On the opposite end, using cake flour for bread flour when making bread will lead to disaster because there isn’t as much protein and gluten in cake flour as there is in bread flour, leaving your bread less chewy and voluminous as it should be (instead it will likely be dense and flat). Therefore, it is best to use bread flour for bread recipes (especially pizza crust, pretzels, and bagels) and leave cake flour for pastries and cakes.
Can plain flour be substituted for bread flour?
All-purpose flour and plain flour can both be good substitutes for bread in most cases. For optimal chewiness and gluten development, however, opt for bread flour when you can, especially when making dense crusts and pretzels.
Is whole wheat flour the same as white whole wheat flour?

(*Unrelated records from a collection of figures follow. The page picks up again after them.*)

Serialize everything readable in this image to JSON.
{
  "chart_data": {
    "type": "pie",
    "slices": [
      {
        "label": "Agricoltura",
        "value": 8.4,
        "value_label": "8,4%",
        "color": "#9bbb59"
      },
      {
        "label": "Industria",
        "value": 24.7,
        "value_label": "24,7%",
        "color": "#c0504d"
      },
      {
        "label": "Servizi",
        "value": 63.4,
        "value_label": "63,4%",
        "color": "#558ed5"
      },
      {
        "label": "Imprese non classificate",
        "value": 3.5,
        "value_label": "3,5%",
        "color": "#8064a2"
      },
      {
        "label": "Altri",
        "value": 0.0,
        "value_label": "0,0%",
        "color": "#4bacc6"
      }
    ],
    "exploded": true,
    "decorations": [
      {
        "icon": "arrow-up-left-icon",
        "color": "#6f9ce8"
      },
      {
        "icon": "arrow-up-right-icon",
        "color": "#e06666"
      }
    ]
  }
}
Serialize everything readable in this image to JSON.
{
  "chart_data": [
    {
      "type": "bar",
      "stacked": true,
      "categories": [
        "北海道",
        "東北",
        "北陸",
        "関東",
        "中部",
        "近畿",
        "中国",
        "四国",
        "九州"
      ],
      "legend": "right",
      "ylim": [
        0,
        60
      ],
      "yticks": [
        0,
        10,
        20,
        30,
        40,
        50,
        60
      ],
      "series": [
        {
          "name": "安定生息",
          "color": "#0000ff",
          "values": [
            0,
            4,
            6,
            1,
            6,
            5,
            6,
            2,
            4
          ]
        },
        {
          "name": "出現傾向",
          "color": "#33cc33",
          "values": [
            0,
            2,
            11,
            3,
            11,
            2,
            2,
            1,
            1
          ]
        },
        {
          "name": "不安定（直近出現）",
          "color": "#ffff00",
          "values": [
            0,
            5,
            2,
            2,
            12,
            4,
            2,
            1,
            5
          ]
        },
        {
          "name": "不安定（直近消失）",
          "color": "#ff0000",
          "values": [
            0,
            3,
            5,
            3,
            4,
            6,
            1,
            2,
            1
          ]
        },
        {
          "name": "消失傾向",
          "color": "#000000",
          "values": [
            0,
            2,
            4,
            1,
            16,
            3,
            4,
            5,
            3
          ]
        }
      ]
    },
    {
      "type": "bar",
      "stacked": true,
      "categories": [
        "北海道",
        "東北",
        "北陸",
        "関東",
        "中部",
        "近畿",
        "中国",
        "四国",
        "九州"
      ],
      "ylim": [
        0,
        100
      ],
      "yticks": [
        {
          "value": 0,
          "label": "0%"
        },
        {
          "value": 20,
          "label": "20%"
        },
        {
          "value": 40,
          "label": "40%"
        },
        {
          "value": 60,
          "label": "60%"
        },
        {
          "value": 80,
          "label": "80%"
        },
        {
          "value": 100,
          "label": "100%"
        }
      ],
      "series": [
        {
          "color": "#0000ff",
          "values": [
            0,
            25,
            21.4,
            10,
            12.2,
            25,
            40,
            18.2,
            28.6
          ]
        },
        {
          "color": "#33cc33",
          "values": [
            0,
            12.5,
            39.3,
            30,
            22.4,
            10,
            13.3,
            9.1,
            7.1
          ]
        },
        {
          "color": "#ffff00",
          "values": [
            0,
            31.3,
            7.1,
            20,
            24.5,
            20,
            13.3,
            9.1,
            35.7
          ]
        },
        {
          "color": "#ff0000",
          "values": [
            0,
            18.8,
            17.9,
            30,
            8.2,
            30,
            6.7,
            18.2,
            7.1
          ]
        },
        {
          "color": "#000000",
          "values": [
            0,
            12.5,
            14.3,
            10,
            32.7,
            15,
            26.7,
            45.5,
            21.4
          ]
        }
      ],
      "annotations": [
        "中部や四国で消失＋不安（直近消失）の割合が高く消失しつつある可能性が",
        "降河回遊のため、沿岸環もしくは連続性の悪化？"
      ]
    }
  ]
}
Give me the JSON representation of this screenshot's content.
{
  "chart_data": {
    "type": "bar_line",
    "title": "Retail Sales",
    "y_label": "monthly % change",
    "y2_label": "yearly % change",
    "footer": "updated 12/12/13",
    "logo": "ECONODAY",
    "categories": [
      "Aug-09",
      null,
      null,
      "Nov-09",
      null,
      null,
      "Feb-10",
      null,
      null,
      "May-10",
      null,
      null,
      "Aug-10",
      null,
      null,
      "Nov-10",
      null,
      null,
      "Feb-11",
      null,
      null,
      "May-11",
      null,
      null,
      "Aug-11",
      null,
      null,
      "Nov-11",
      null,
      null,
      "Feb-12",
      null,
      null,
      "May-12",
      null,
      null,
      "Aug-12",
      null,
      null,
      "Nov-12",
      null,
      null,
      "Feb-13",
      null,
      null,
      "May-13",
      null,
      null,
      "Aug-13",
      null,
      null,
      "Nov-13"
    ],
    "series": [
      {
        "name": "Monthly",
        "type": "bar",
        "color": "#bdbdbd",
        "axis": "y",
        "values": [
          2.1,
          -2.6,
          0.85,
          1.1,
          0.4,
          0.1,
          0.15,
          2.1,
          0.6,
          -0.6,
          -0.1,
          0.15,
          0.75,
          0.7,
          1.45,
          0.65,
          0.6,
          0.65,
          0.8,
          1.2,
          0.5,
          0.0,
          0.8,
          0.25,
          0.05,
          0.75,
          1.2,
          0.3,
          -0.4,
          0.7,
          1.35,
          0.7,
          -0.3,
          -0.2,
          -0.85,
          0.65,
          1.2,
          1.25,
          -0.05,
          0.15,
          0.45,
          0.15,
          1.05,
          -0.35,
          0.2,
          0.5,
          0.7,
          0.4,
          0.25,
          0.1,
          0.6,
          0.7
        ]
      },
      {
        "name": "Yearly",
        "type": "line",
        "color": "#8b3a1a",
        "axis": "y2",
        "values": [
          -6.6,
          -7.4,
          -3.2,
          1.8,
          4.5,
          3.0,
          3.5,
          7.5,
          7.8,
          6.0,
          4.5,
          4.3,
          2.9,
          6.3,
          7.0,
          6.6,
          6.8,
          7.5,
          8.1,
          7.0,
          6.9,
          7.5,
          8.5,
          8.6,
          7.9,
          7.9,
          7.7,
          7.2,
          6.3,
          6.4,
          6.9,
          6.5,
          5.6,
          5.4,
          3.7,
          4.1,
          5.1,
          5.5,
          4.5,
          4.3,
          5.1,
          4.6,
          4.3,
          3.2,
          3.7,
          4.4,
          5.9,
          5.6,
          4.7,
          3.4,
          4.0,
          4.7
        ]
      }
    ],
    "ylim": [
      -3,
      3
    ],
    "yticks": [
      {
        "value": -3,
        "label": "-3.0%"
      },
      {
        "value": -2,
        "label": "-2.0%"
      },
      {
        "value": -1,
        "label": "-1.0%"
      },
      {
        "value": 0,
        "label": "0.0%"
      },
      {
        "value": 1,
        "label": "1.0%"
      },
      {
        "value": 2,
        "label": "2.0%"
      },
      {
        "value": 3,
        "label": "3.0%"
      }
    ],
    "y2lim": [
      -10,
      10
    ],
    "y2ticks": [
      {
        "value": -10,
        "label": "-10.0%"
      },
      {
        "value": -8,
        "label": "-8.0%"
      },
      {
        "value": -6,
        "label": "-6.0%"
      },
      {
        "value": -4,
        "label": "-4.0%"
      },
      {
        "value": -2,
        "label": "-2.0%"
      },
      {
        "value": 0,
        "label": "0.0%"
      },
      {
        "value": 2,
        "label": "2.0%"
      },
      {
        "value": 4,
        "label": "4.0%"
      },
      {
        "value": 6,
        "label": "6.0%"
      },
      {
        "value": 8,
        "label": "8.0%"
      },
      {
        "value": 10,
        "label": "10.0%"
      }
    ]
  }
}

Whole wheat flour isn’t the exact same thing as whole wheat flour, but both types of flour are prepared the same and offer exceptional nutritional value. White wheat flour and whole wheat flour differ in that white wheat flour is made from hard white wheat berries whereas whole wheat flour is not. White whole wheat flour is often less dense than whole wheat flour which is why it is often preferred over whole-wheat flour when used in recipes for pancakes, cakes, and muffins. Bear in mind though, that despite its white color, white whole wheat flour is not bleached white flour.
Is oat flour safe for Celiacs?
Oat flour can be safe for those with gluten sensitivities or Celiac Disease, but it isn’t guaranteed. Many types of oat flour are cross-contaminated with wheat and thereby cannot technically be considered gluten-free (even though oats are naturally free from gluten). Still, there are many varieties of oats sold today that are specifically marked as being gluten-free. These varieties are safe for Celiacs and those with gluten sensitivities to consume. Therefore, any oat flour that you buy must be marked as gluten-free. Otherwise, the chances are high that your oat flour has been exposed to gluten.